The story provides evidence of Russia’s and Iran’s lies, as both continue to deny the use of Iranian drones against Ukraine.

While Russians are trying to pass off the Shahed-136 drones as “Russian” Gerans, the situation with Mohajer-6 is even simpler.

This Iranian weapon was demonstrated at exhibitions multiple times, and Iranian media wrote about it

The UAV model was one of the Iranian exhibits at the Army 2022 exhibition in Kubinka near Moscow in August this year and at ADEX-2022 (Azerbaijan International Defence Exhibition) in Baku in September.

An inscription in Farsi on one of its parts proves the Iranian origin of the drone shot down over the Ukrainian sea.

US State Department spokesman Ned Price said on Wednesday, October 19, that the United States had ample evidence that Iran was supplying Russia with drones, and those were being used to attack Ukrainian critical infrastructure and civilians. He added that the US would initiate new sanctions against Iran to render these supplies impossible. The European Union agreed to strengthen anti-Iranian sanctions in record time: they will freeze assets of three individuals and one legal entity.

Cooperation between Tehran and the Kremlin is not limited to the supply of weapons.
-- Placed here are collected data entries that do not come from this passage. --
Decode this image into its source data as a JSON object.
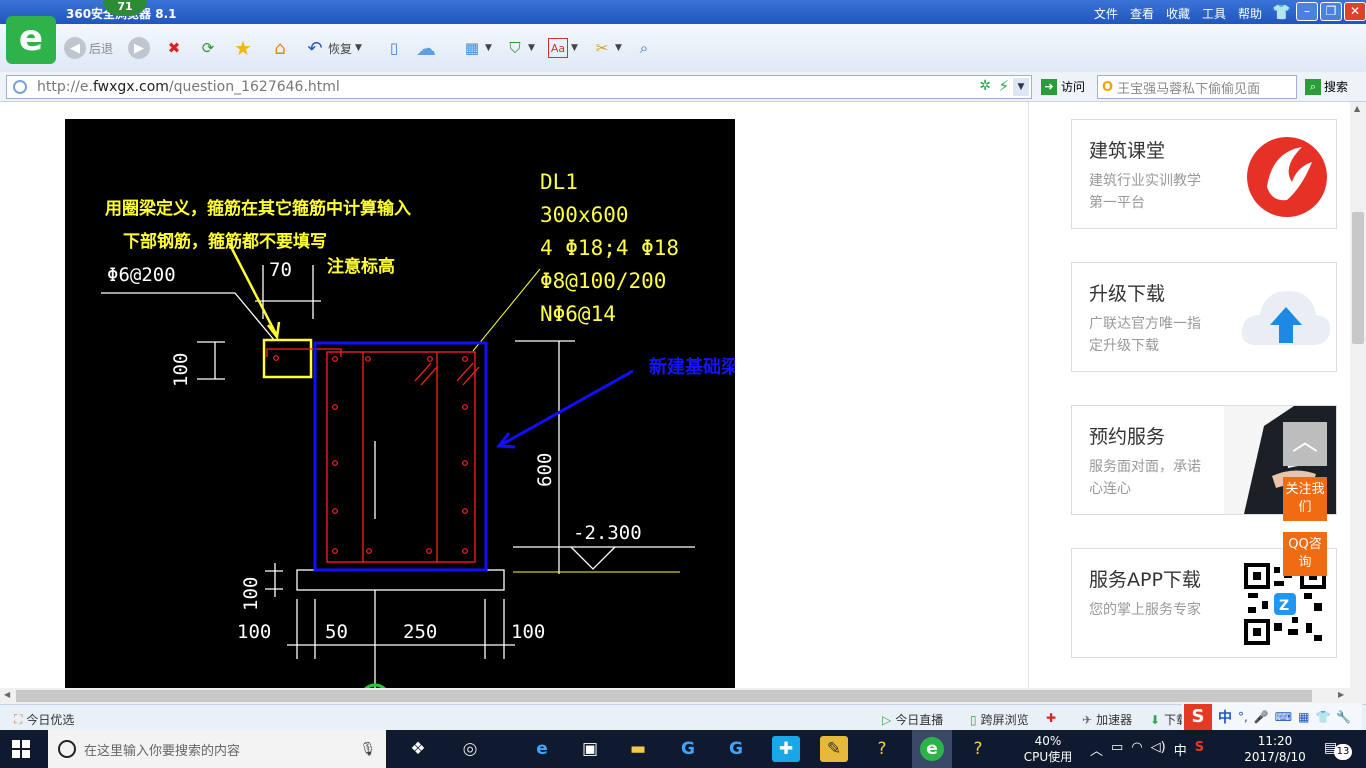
{
  "browser": {
    "title": "360安全浏览器 8.1",
    "badge": "71",
    "menu": [
      "文件",
      "查看",
      "收藏",
      "工具",
      "帮助"
    ],
    "toolbar": {
      "back": "后退",
      "restore": "恢复"
    },
    "url_prefix": "http://e.",
    "url_domain": "fwxgx.com",
    "url_path": "/question_1627646.html",
    "visit": "访问",
    "search_text": "王宝强马蓉私下偷偷见面",
    "search_button": "搜索"
  },
  "drawing": {
    "note_line1": "用圈梁定义，箍筋在其它箍筋中计算输入",
    "note_line2": "下部钢筋，箍筋都不要填写",
    "note_line3": "注意标高",
    "beam_name": "DL1",
    "beam_size": "300x600",
    "rebar_main": "4 Φ18;4 Φ18",
    "rebar_stirrup": "Φ8@100/200",
    "rebar_waist": "NΦ6@14",
    "spec_left": "Φ6@200",
    "dim_70": "70",
    "dim_100_top": "100",
    "dim_600": "600",
    "elevation": "-2.300",
    "dim_100_bottom": "100",
    "dim_100_left": "100",
    "dim_50": "50",
    "dim_250": "250",
    "dim_100_right": "100",
    "new_beam_label": "新建基础梁",
    "colors": {
      "yellow": "#ffff33",
      "red": "#ff2020",
      "blue": "#1010ff",
      "white": "#ffffff"
    }
  },
  "sidebar": [
    {
      "title": "建筑课堂",
      "desc": "建筑行业实训教学第一平台",
      "icon": "flame-logo-icon"
    },
    {
      "title": "升级下载",
      "desc": "广联达官方唯一指定升级下载",
      "icon": "cloud-upload-icon"
    },
    {
      "title": "预约服务",
      "desc": "服务面对面，承诺心连心",
      "icon": "handshake-photo"
    },
    {
      "title": "服务APP下载",
      "desc": "您的掌上服务专家",
      "icon": "qr-code-icon"
    }
  ],
  "float_buttons": {
    "follow": "关注我们",
    "qq": "QQ咨询"
  },
  "statusbar": {
    "left": "今日优选",
    "live": "今日直播",
    "cross": "跨屏浏览",
    "accelerator": "加速器",
    "download": "下载"
  },
  "taskbar": {
    "search_placeholder": "在这里输入你要搜索的内容",
    "cpu_percent": "40%",
    "cpu_label": "CPU使用",
    "ime": "中",
    "time": "11:20",
    "date": "2017/8/10",
    "notifications": "13"
  }
}
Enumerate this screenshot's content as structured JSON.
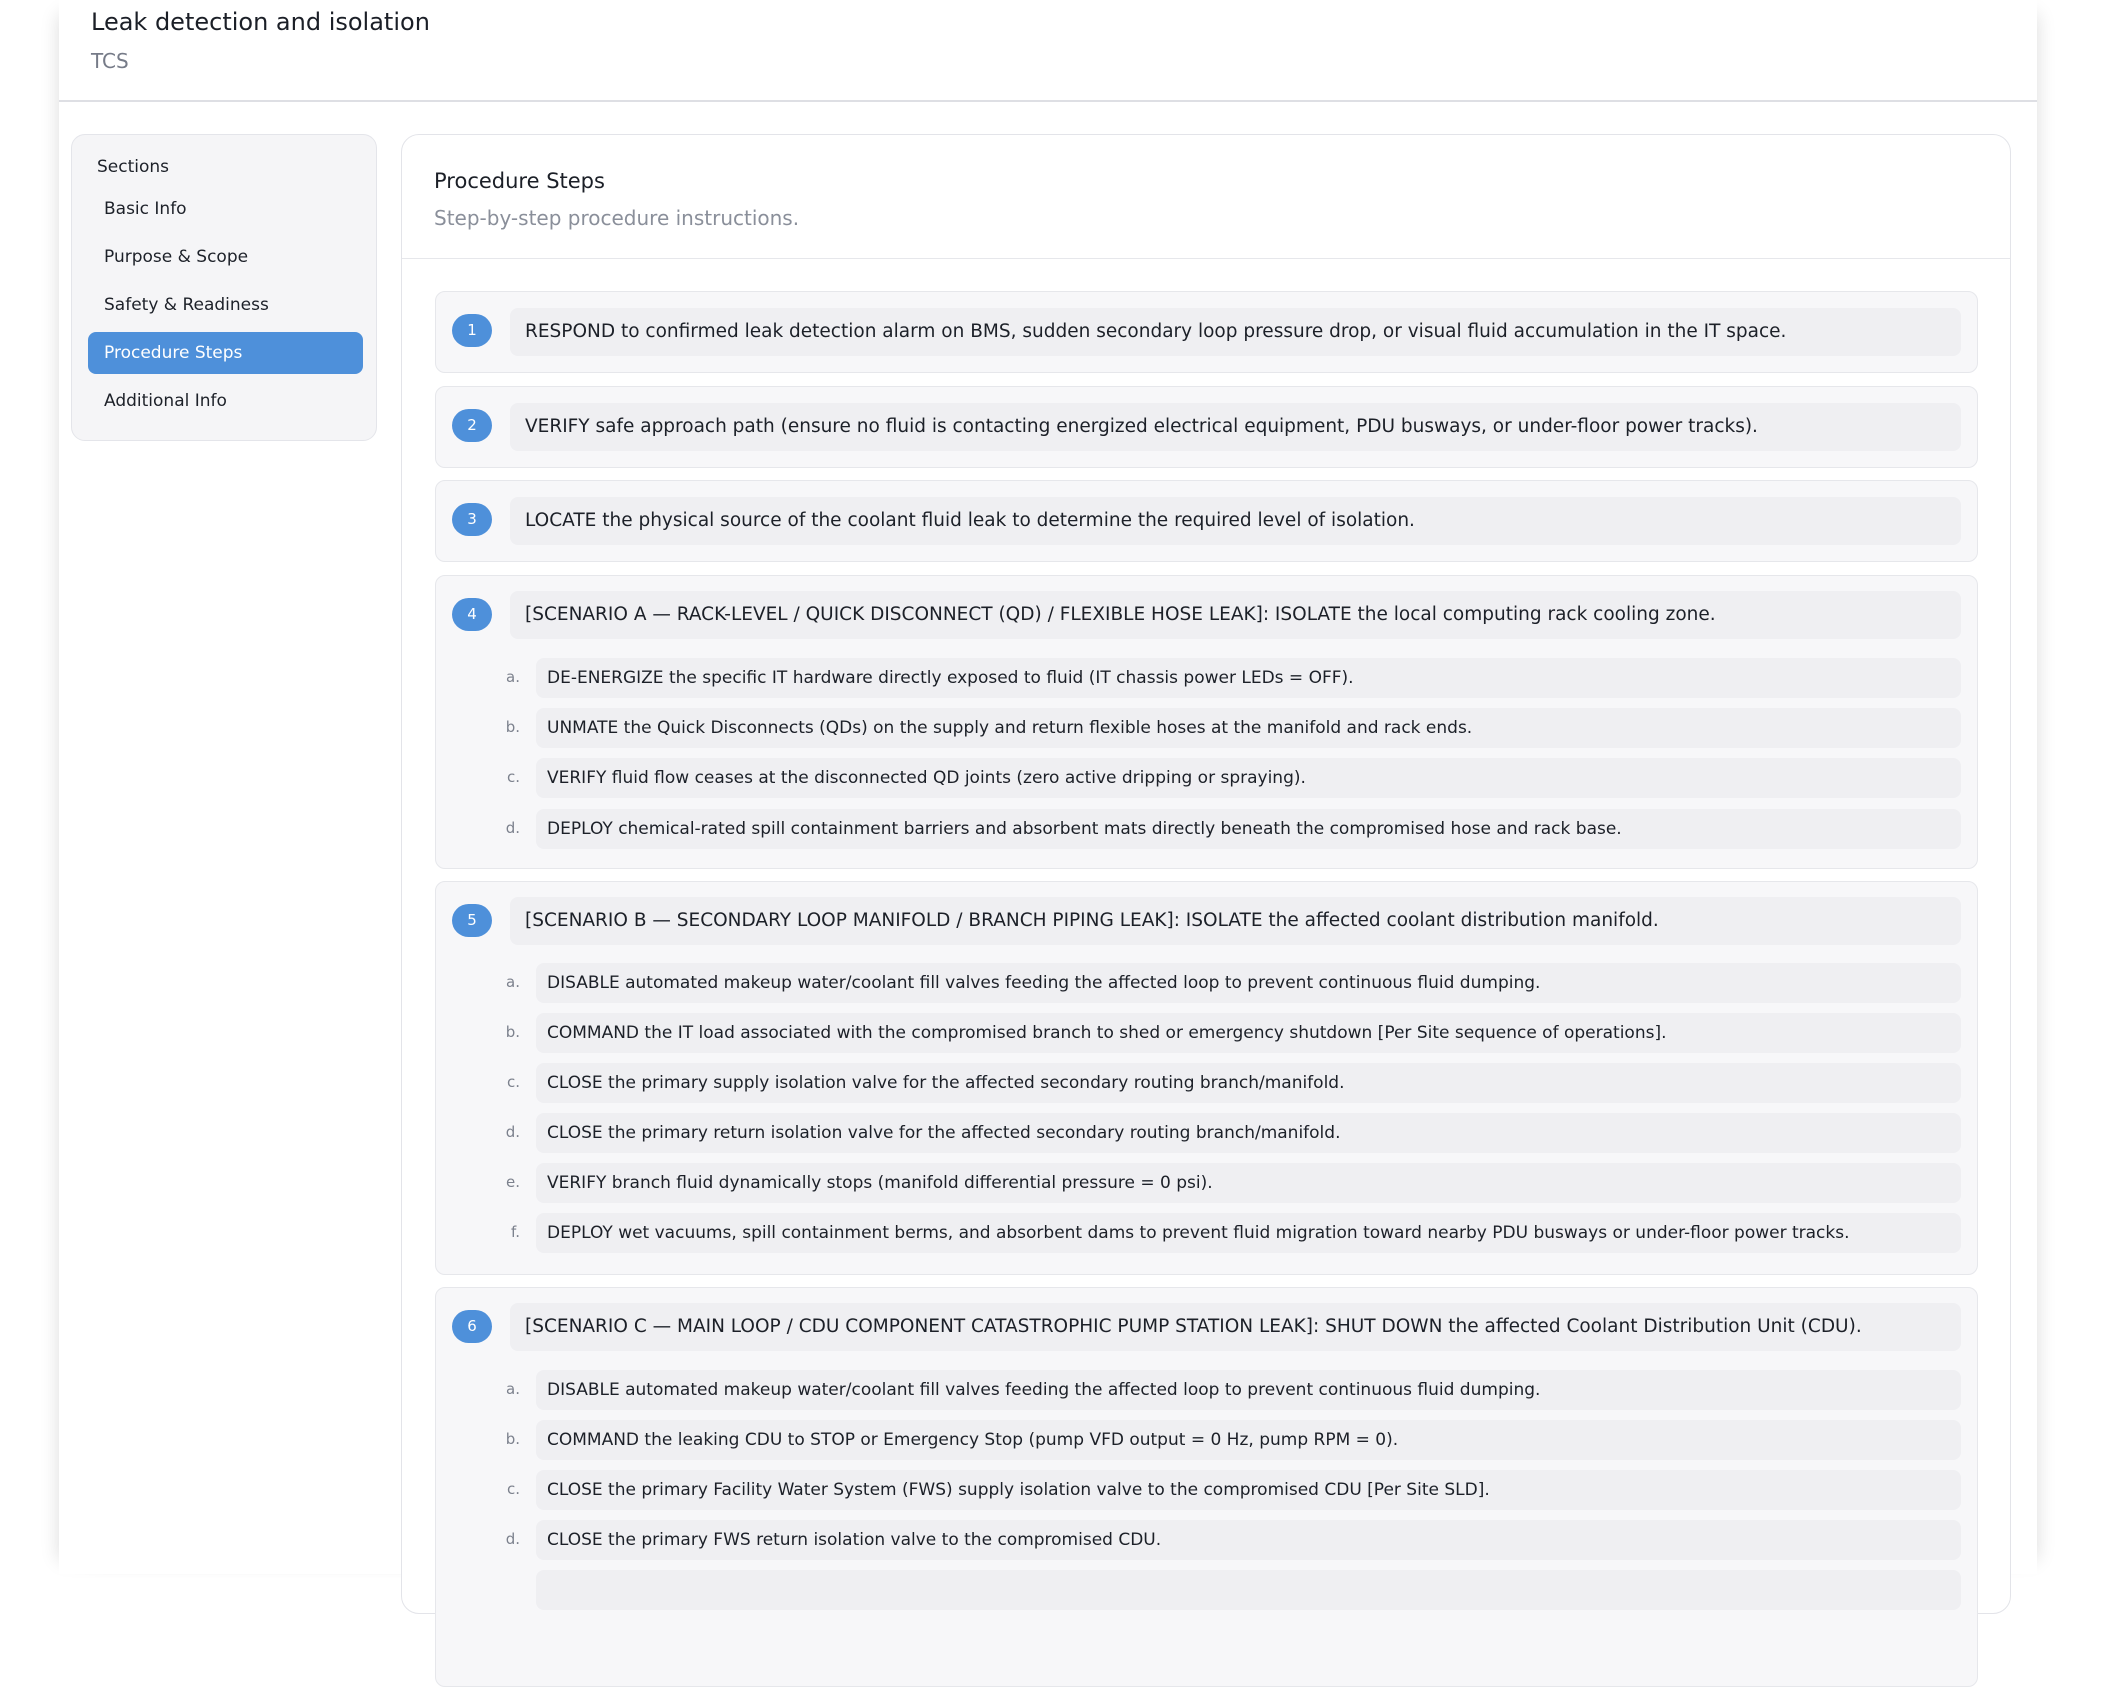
{
  "document": {
    "title": "Leak detection and isolation",
    "subtitle": "TCS"
  },
  "sidebar": {
    "title": "Sections",
    "items": [
      {
        "label": "Basic Info",
        "active": false
      },
      {
        "label": "Purpose & Scope",
        "active": false
      },
      {
        "label": "Safety & Readiness",
        "active": false
      },
      {
        "label": "Procedure Steps",
        "active": true
      },
      {
        "label": "Additional Info",
        "active": false
      }
    ]
  },
  "main": {
    "title": "Procedure Steps",
    "subtitle": "Step-by-step procedure instructions.",
    "steps": [
      {
        "number": "1",
        "text": "RESPOND to confirmed leak detection alarm on BMS, sudden secondary loop pressure drop, or visual fluid accumulation in the IT space.",
        "substeps": []
      },
      {
        "number": "2",
        "text": "VERIFY safe approach path (ensure no fluid is contacting energized electrical equipment, PDU busways, or under-floor power tracks).",
        "substeps": []
      },
      {
        "number": "3",
        "text": "LOCATE the physical source of the coolant fluid leak to determine the required level of isolation.",
        "substeps": []
      },
      {
        "number": "4",
        "text": "[SCENARIO A — RACK-LEVEL / QUICK DISCONNECT (QD) / FLEXIBLE HOSE LEAK]: ISOLATE the local computing rack cooling zone.",
        "substeps": [
          {
            "letter": "a.",
            "text": "DE-ENERGIZE the specific IT hardware directly exposed to fluid (IT chassis power LEDs = OFF)."
          },
          {
            "letter": "b.",
            "text": "UNMATE the Quick Disconnects (QDs) on the supply and return flexible hoses at the manifold and rack ends."
          },
          {
            "letter": "c.",
            "text": "VERIFY fluid flow ceases at the disconnected QD joints (zero active dripping or spraying)."
          },
          {
            "letter": "d.",
            "text": "DEPLOY chemical-rated spill containment barriers and absorbent mats directly beneath the compromised hose and rack base."
          }
        ]
      },
      {
        "number": "5",
        "text": "[SCENARIO B — SECONDARY LOOP MANIFOLD / BRANCH PIPING LEAK]: ISOLATE the affected coolant distribution manifold.",
        "substeps": [
          {
            "letter": "a.",
            "text": "DISABLE automated makeup water/coolant fill valves feeding the affected loop to prevent continuous fluid dumping."
          },
          {
            "letter": "b.",
            "text": "COMMAND the IT load associated with the compromised branch to shed or emergency shutdown [Per Site sequence of operations]."
          },
          {
            "letter": "c.",
            "text": "CLOSE the primary supply isolation valve for the affected secondary routing branch/manifold."
          },
          {
            "letter": "d.",
            "text": "CLOSE the primary return isolation valve for the affected secondary routing branch/manifold."
          },
          {
            "letter": "e.",
            "text": "VERIFY branch fluid dynamically stops (manifold differential pressure = 0 psi)."
          },
          {
            "letter": "f.",
            "text": "DEPLOY wet vacuums, spill containment berms, and absorbent dams to prevent fluid migration toward nearby PDU busways or under-floor power tracks."
          }
        ]
      },
      {
        "number": "6",
        "text": "[SCENARIO C — MAIN LOOP / CDU COMPONENT CATASTROPHIC PUMP STATION LEAK]: SHUT DOWN the affected Coolant Distribution Unit (CDU).",
        "substeps": [
          {
            "letter": "a.",
            "text": "DISABLE automated makeup water/coolant fill valves feeding the affected loop to prevent continuous fluid dumping."
          },
          {
            "letter": "b.",
            "text": "COMMAND the leaking CDU to STOP or Emergency Stop (pump VFD output = 0 Hz, pump RPM = 0)."
          },
          {
            "letter": "c.",
            "text": "CLOSE the primary Facility Water System (FWS) supply isolation valve to the compromised CDU [Per Site SLD]."
          },
          {
            "letter": "d.",
            "text": "CLOSE the primary FWS return isolation valve to the compromised CDU."
          }
        ]
      }
    ]
  }
}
According to CNN, Iran sent specialists to the occupied territory of Ukraine, in particular to Crimea, to train the Russian military in the use of drones.

Meanwhile, Iran’s representative at the UN, Amir Said Iravani, said that his country “categorically denies” supplying UAVs to Russia. Realizing the weakness of his position, first deputy representative of the Russian Federation at the UN Dmitry Polyansky has resorted to blackmail, claiming they will disrupt the “grain agreement” if the UN begins an investigation into the supply of Iranian drones to Russia. 

Hiding a blatant lie is getting harder every day. Especially if you don’t try very hard. On October 19, Ruslan Pukhov, the head of the Russian Centre for the Analysis of Strategies and Technologies, a member of the public council under the Ministry of Defence of the Russian Federation, asked TV presenters not to call Iranian drones Iranian. 

“We’re not going to rock this boat, so I’m asking you very much about these Iranian… Because it’s a typical story, we are in a situation we cannot explain. We all know that they are Iranian, but the authorities are not recognizing it,” said Pukhov. He later complained of memory problems after contracting COVID-19.